FYI.
Call for Proposals: Special Issue of Fat Studies: An Interdisciplinary Journal of Body Weight and Society on:
Editor-in-Chief: Carla A. Pfeffer, Michigan State University, cpfeffer@msu.edu
A Time Magazine headline in 2023 shouts: “More Than Half of the World Will Be Obese By 2035.” For decades, fatness has been decried as a global public health scourge, a crisis, an epidemic. An array of dietary, exercise, surgical, behavioral, psychological, interpersonal, and pharmaceutical interventions have been amassed with the aim of diminishing bodily fat, to no long-term avail. Alongside this costly array of interventions are myriad empirical research studies demonstrating the profound consequences of anti-fat social stigma and bias across nearly every facet of social life today-employment, health and healthcare, romantic relationships, public access and accommodations, legal systems, housing, education, families, socioeconomic status, public transportation, politics, religion, and the media. Even as representation of some fat bodies slowly begins to expand, supersize and infinifat people experience increasing social isolation, broad lack of access, care refusals, and public ridicule. Fatness is intersectionally experienced, producing variable outcomes for individuals and groups of people who live at these intersections. Few legal protections exist for fat people and fatphobia, anti-fat stigma, and discrimination have emerged as equal-opportunity antipathies, as common among social and political liberals as they are among conservatives.
In the context of these difficult social realities, I invite papers for a special issue of Fat Studies: An Interdisciplinary Journal of Body Weight and Society, on Fat Social Justice Now! This special issue seeks to encompass a variety of topics around a broad definition of fat social justice. As such, I invite you to consider how fat social justice has been conceptualized in the past, its status today, and how we might more effectively envision and strategize around fat social justice for the future. To be considered for inclusion in this special issue, please send a tentative title, 200-250 word abstract, and current CV to: Carla A. Pfeffer, cpfeffer@msu.edu, by June 30, 2023. Any questions about the topic may also be directed to Carla A. Pfeffer at this e-mail address. Those invited to submit full papers (5,500 words or fewer, including references) will be notified by August 01, 2023 and will be required to submit a full paper by November 01, 2023.
Welcome topics include but are not limited to:
- Shifts in fat social justice tactics, strategies, and approaches over time
- Fat social justice manifestos for the twenty-first century
- The role of fat acceptance in fat social justice (provocations welcome)
- Access, accommodations, and the built environment
- Intersections of fat social justice theories, politics, and social movements with crip and disability studies
- The rise of bariatric surgeries and weight-loss pharmaceuticals in the context of fat social justice
- Fat social justice within or across particular social contexts (e.g., relationships, families, legal systems, health and medicine, employment, education, housing, religion, politics, media, etc.)
- Local and global fat social justice
- Bodily autonomy, boundary and bodily surveillance, and bodily transitions in the fight for fat social justice
- Barriers, challenges, and strategies for achieving inclusive and intersectional fat social justice
- The role of Health at Every Size in the fight for fat social justice
- Fat social justice-focused organizations, groups, and social movements
- Building and promoting solidarity for fat social justice
- The state of legal protections for weight, body size, and shape
- The role of resilience, resistance, and activism for fat social justice
- Necessary intersections, solidarity, and allies in the context of fat social justice (e.g., anti-racist, anti-sexist)
- Art for fat social justice
- Technologies for fat social justice
In addition to these topics, I also invite brief reflective essays on the outgoing and founding editor of Fat Studies, Esther Rothblum’s, many contributions to defining, nurturing, and elevating the field of fat studies.
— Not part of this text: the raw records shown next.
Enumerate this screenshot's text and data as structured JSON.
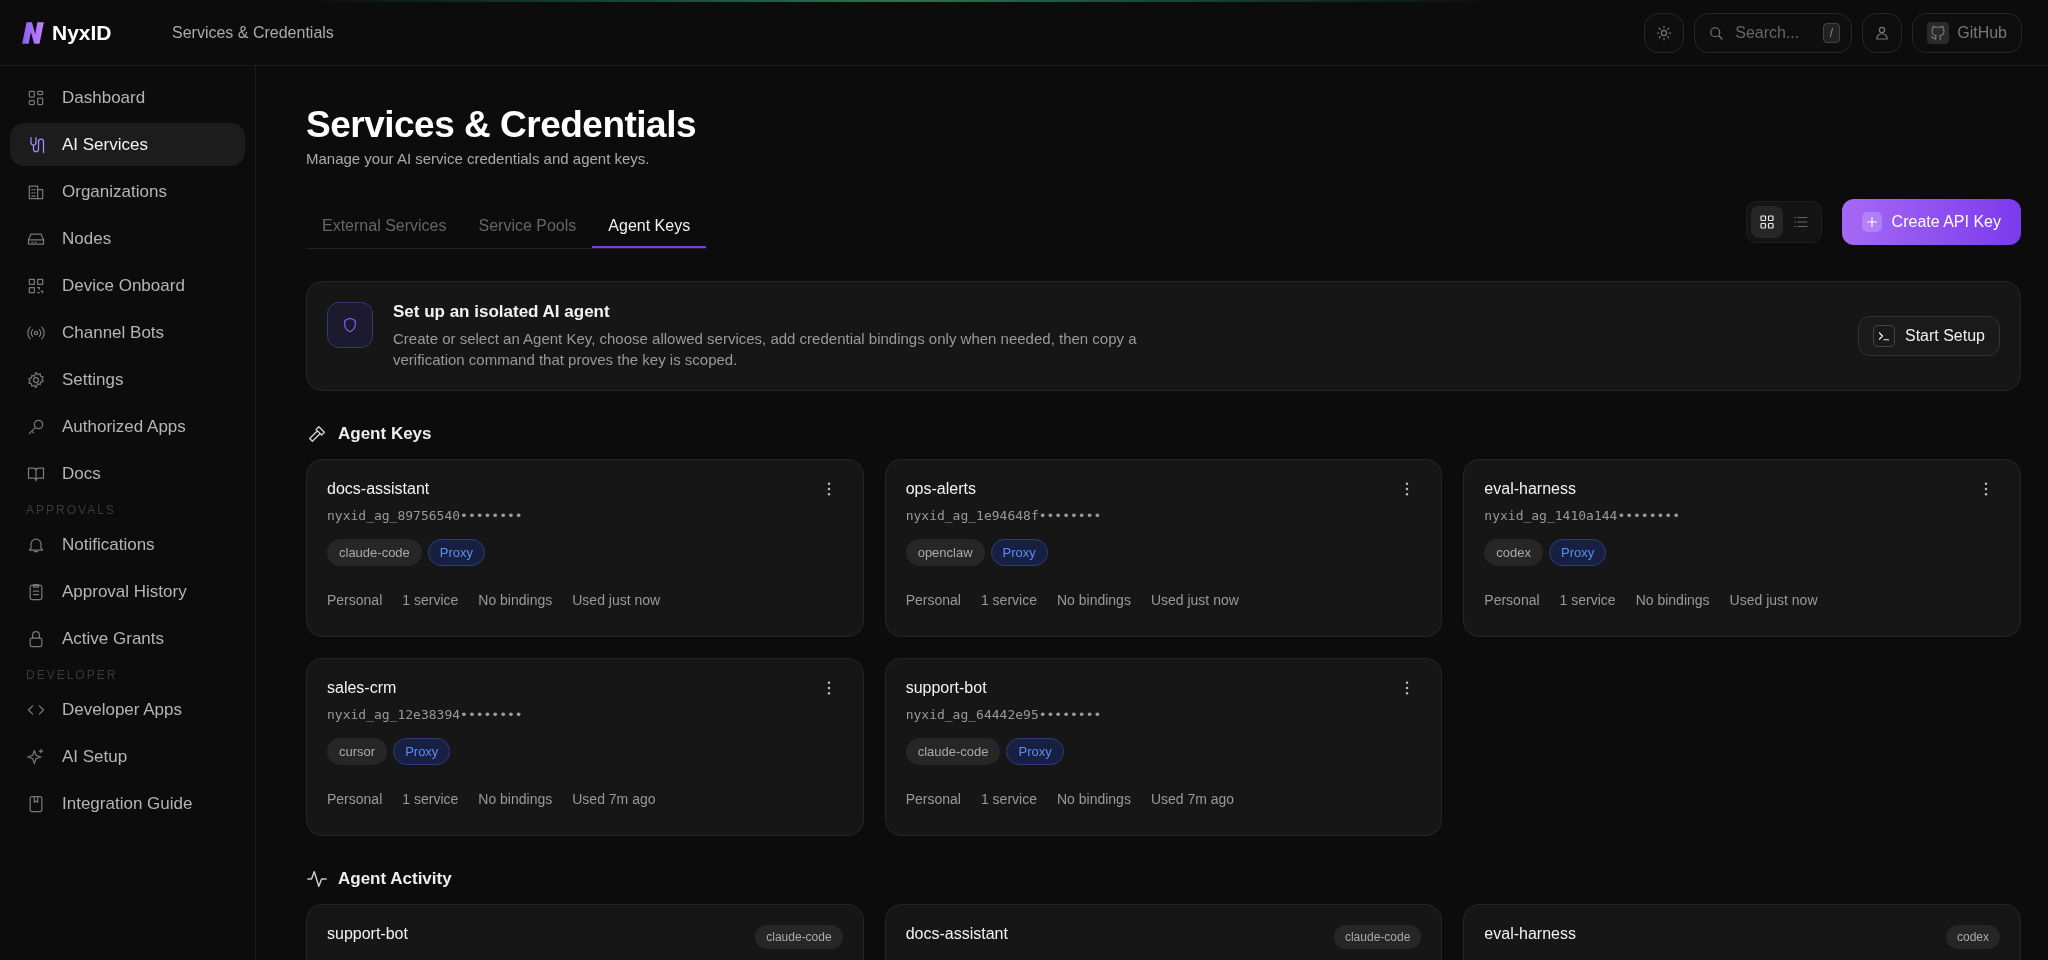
{
  "brand": {
    "name": "NyxID"
  },
  "header": {
    "breadcrumb": "Services & Credentials",
    "search": {
      "placeholder": "Search...",
      "shortcut": "/"
    },
    "github": "GitHub"
  },
  "sidebar": {
    "sections": [
      {
        "items": [
          {
            "label": "Dashboard",
            "selected": false
          },
          {
            "label": "AI Services",
            "selected": true
          },
          {
            "label": "Organizations",
            "selected": false
          },
          {
            "label": "Nodes",
            "selected": false
          },
          {
            "label": "Device Onboard",
            "selected": false
          },
          {
            "label": "Channel Bots",
            "selected": false
          },
          {
            "label": "Settings",
            "selected": false
          },
          {
            "label": "Authorized Apps",
            "selected": false
          },
          {
            "label": "Docs",
            "selected": false
          }
        ]
      },
      {
        "title": "APPROVALS",
        "items": [
          {
            "label": "Notifications",
            "selected": false
          },
          {
            "label": "Approval History",
            "selected": false
          },
          {
            "label": "Active Grants",
            "selected": false
          }
        ]
      },
      {
        "title": "DEVELOPER",
        "items": [
          {
            "label": "Developer Apps",
            "selected": false
          },
          {
            "label": "AI Setup",
            "selected": false
          },
          {
            "label": "Integration Guide",
            "selected": false
          }
        ]
      }
    ]
  },
  "page": {
    "title": "Services & Credentials",
    "subtitle": "Manage your AI service credentials and agent keys."
  },
  "tabs": [
    {
      "label": "External Services",
      "selected": false
    },
    {
      "label": "Service Pools",
      "selected": false
    },
    {
      "label": "Agent Keys",
      "selected": true
    }
  ],
  "view_toggle": [
    {
      "kind": "grid",
      "selected": true
    },
    {
      "kind": "list",
      "selected": false
    }
  ],
  "create_button": "Create API Key",
  "banner": {
    "title": "Set up an isolated AI agent",
    "text": "Create or select an Agent Key, choose allowed services, add credential bindings only when needed, then copy a verification command that proves the key is scoped.",
    "button": "Start Setup"
  },
  "agent_keys": {
    "heading": "Agent Keys",
    "cards": [
      {
        "name": "docs-assistant",
        "key": "nyxid_ag_89756540••••••••",
        "tags": [
          {
            "label": "claude-code",
            "kind": "client"
          },
          {
            "label": "Proxy",
            "kind": "mode"
          }
        ],
        "meta": [
          "Personal",
          "1 service",
          "No bindings",
          "Used just now"
        ]
      },
      {
        "name": "ops-alerts",
        "key": "nyxid_ag_1e94648f••••••••",
        "tags": [
          {
            "label": "openclaw",
            "kind": "client"
          },
          {
            "label": "Proxy",
            "kind": "mode"
          }
        ],
        "meta": [
          "Personal",
          "1 service",
          "No bindings",
          "Used just now"
        ]
      },
      {
        "name": "eval-harness",
        "key": "nyxid_ag_1410a144••••••••",
        "tags": [
          {
            "label": "codex",
            "kind": "client"
          },
          {
            "label": "Proxy",
            "kind": "mode"
          }
        ],
        "meta": [
          "Personal",
          "1 service",
          "No bindings",
          "Used just now"
        ]
      },
      {
        "name": "sales-crm",
        "key": "nyxid_ag_12e38394••••••••",
        "tags": [
          {
            "label": "cursor",
            "kind": "client"
          },
          {
            "label": "Proxy",
            "kind": "mode"
          }
        ],
        "meta": [
          "Personal",
          "1 service",
          "No bindings",
          "Used 7m ago"
        ]
      },
      {
        "name": "support-bot",
        "key": "nyxid_ag_64442e95••••••••",
        "tags": [
          {
            "label": "claude-code",
            "kind": "client"
          },
          {
            "label": "Proxy",
            "kind": "mode"
          }
        ],
        "meta": [
          "Personal",
          "1 service",
          "No bindings",
          "Used 7m ago"
        ]
      }
    ]
  },
  "agent_activity": {
    "heading": "Agent Activity",
    "cards": [
      {
        "name": "support-bot",
        "client": "claude-code"
      },
      {
        "name": "docs-assistant",
        "client": "claude-code"
      },
      {
        "name": "eval-harness",
        "client": "codex"
      }
    ]
  }
}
This special issue will contain a special section celebrating Dr. Rothblum’s scholarship, editorship, mentorship, and longstanding commitments to advancing social justice.
Fat Studies is the first academic journal to critically examine theory, research, practices, and programs related to body weight and society. Content includes original research and overviews exploring the intersection of gender, race/ethnicity, sexuality, age, ability, and socioeconomic status. Articles critically examine representations of fat in health and medical sciences, the Health at Every Size model, the pharmaceutical industry, psychology, sociology, cultural studies, legal issues, literature, pedagogy, art, theater, popular culture, media studies, and activism.